I believe I may have discovered a similar unique thing (hapax phaenomenon?) in Martial while working on the technical side of putting up a reformattable on-line text. In encoding nested quotation marks for various national standards, I needed to find examples of quotations within quotations. Searching my database, which now contains 43,350 words, including all of Persius, most of Horace, 600 epigrams of Martial (around 40%) and a few dozen other poems or letters, I found 14 pairs of inner quotation marks, 12 in Persius (Satires 1, 4, and 5), one in Horace (Epode 17), and one in Martial. I’ve searched online texts of Martial for others, and the one in the database appears to be the only set of nested quotations in his 1500+ epigrams. Can you guess which epigram it is? Here are some hints:
- It’s a famous one.
- Martial quotes six whole lines from another well-known author, who in turn quotes part of a line (allegedly) from another well-known Roman.
- The four words inside the inner quotation marks are very obscene – not that that would narrow things down much, if they were Martial’s own words.
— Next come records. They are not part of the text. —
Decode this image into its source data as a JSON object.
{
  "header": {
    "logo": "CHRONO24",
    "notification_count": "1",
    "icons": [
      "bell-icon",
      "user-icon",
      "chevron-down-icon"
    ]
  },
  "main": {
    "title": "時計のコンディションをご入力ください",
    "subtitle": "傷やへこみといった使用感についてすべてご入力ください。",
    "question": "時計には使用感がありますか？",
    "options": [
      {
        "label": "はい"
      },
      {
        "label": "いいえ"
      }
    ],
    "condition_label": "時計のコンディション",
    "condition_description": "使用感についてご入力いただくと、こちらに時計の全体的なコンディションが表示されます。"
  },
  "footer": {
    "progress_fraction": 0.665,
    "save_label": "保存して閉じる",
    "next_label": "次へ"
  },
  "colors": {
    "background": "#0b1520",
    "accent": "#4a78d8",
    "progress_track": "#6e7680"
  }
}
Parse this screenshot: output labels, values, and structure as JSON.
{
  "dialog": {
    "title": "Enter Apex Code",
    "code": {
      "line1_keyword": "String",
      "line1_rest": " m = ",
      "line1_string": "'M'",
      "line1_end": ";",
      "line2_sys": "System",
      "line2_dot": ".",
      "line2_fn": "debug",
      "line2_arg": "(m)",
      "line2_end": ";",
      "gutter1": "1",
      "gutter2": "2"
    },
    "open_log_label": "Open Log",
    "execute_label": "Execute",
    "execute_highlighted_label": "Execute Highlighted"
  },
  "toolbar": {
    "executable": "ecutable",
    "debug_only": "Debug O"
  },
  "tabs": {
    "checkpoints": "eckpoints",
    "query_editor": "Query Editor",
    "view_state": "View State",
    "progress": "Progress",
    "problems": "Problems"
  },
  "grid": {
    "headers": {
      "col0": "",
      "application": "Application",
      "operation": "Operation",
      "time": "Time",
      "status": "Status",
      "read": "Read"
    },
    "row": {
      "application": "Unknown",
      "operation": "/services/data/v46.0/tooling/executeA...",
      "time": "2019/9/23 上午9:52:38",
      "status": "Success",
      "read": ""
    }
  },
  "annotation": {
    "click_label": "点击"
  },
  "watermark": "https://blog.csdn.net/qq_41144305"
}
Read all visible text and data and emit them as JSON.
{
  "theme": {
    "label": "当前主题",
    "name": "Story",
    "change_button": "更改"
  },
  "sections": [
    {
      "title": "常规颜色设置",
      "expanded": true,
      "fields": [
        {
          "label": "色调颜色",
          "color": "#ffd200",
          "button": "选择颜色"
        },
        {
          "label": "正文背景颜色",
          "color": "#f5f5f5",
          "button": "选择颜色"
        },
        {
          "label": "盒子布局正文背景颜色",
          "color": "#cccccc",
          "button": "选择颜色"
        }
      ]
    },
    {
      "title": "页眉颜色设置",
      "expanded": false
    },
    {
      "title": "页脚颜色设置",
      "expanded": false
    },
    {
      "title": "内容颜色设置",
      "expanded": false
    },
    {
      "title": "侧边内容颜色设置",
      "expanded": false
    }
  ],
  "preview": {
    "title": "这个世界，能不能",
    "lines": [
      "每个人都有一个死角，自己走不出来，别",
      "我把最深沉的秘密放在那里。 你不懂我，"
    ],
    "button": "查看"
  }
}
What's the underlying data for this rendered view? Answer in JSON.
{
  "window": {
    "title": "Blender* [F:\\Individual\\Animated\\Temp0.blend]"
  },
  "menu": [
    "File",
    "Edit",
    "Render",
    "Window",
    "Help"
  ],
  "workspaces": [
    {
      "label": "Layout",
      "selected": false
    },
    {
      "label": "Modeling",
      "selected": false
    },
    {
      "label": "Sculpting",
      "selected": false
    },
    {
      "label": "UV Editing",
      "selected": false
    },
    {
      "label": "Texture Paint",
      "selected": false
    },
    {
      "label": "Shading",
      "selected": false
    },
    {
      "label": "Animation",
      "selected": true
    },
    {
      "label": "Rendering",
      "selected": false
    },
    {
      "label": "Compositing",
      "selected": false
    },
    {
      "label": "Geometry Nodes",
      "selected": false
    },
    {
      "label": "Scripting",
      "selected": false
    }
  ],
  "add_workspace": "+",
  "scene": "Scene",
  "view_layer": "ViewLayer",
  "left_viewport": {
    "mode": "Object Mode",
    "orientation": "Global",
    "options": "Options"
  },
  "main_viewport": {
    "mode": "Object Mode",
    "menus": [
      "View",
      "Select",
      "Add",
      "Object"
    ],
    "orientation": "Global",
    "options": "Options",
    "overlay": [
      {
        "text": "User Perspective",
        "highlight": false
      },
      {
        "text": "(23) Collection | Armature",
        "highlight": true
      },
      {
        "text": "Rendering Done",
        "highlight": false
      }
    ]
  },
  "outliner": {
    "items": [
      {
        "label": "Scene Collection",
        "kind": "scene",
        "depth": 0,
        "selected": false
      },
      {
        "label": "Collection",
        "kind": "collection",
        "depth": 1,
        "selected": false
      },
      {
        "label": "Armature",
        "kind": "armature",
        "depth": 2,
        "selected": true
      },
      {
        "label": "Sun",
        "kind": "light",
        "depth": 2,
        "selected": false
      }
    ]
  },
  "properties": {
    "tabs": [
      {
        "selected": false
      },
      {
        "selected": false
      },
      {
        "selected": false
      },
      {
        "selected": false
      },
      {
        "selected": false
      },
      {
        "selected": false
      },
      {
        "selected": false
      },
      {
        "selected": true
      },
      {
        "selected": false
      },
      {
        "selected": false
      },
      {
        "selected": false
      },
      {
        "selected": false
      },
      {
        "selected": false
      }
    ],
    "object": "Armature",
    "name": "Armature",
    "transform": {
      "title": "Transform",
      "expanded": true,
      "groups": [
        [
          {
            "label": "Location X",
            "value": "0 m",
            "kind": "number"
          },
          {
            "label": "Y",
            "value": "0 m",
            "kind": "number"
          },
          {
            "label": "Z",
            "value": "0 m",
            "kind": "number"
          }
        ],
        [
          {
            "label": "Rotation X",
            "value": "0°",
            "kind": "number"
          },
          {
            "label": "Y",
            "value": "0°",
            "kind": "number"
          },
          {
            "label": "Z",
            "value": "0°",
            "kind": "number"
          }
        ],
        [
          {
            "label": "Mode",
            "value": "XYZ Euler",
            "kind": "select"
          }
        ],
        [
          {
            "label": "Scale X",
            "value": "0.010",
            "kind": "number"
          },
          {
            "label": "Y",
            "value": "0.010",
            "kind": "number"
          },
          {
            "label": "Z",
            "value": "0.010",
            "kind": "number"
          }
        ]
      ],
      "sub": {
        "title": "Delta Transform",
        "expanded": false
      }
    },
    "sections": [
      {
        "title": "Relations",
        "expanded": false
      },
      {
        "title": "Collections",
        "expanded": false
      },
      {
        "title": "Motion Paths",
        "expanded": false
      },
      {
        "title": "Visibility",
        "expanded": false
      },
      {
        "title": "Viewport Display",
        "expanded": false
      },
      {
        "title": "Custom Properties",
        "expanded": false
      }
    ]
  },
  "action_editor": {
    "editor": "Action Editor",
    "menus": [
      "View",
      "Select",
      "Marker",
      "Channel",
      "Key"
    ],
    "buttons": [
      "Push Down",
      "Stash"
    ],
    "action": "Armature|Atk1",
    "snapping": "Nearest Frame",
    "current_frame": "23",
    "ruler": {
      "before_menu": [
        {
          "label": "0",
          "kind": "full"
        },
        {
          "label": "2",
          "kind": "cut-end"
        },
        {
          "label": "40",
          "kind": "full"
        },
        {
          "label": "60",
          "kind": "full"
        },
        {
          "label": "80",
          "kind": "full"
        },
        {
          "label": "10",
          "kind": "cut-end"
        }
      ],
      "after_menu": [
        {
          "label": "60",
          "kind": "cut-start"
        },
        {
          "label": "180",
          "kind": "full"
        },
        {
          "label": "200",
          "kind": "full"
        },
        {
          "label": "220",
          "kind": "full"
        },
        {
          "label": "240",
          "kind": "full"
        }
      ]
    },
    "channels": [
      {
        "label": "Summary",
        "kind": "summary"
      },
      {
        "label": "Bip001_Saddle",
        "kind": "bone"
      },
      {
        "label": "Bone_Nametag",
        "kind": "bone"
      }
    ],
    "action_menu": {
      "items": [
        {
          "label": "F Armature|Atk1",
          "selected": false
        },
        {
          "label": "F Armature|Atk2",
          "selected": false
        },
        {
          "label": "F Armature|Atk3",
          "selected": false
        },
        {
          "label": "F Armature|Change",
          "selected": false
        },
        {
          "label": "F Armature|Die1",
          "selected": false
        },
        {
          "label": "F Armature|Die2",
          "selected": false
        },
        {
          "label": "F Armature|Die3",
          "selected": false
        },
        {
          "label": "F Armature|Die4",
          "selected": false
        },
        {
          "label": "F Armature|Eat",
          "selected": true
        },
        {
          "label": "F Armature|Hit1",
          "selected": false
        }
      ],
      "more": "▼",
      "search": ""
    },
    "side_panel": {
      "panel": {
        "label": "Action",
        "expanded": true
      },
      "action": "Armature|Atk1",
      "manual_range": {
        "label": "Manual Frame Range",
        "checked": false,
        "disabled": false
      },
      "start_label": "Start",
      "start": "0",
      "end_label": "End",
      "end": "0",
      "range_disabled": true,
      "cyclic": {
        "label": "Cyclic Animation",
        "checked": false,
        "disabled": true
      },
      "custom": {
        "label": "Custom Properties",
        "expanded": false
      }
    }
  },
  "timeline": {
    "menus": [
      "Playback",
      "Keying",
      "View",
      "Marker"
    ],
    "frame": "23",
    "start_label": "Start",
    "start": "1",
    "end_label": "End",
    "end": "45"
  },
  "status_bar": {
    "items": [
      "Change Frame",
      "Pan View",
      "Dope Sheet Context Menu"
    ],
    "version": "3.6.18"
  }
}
There is no prize but self-satisfaction, and no need to post answers in the comments. The answer will be found here: link. Do not hover over the link if you’re not done guessing – the number is embedded in the link! When you do go to the text, try out the reformatting buttons. I’ve had similar reformattable texts up before, but they didn’t work very well, and I’ve spent the last six months transforming them so they are stored word by word rather than line by line, which solves most of those, and will allow interesting further developments, like semi-automatic parsing of texts. Of course, the main thing I need now is a front end to allow users to select poems, but that shouldn’t take long. After that, I will add an apparatus criticus, and (eventually) make the texts editable, so you can select your own variants and save your preferred version with a cookie or a unique URL. In the mean time, if you edit the URL in the link, you can see other poems of Martial: Books I, II, IV, VII, and XII are all uploaded, with a scattering of others, including the famous 10.47. Just change the last bit of the link to M.10.47 (or whatever).